Opendoor Technologies surprised Wall Street with stronger first-quarter revenue, pushing the company to predict adjusted EBITDA breakeven for Q2—a milestone for its turnaround effort. Still, the headlines weren’t all positive: sales dropped 38% year over year, and its GAAP net loss deepened to $173 million.

This report lands at a critical moment for Opendoor, which is under pressure to show its iBuying model—quick online home purchases, rapid resales—can survive in a sluggish housing market. Freddie Mac pegged the average 30-year fixed mortgage at 6.37% this week, a number high enough to put buyers on edge and make each property sale count.

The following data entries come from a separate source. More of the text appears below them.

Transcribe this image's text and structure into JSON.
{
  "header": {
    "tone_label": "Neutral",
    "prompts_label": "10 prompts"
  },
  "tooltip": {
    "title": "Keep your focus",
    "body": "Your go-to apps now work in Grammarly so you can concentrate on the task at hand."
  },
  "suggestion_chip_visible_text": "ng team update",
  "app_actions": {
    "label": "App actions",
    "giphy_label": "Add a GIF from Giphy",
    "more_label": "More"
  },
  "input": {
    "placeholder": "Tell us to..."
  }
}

Sentiment was cautious even before results hit. Simply Wall St flagged high mortgage rates, pricey homes and soft demand as trouble spots for Opendoor. Stocktwits, for its part, noted retail sentiment had “neutralized” in the lead-up to the release. Simply Wall St

Opendoor reported revenue of $720 million, topping the $664.5 million figure analysts had expected, according to StockStory. Still, that’s a drop from $1.15 billion in the year-ago period. The company posted a GAAP loss of 18 cents per share for the quarter, compared with a 12-cent loss a year earlier.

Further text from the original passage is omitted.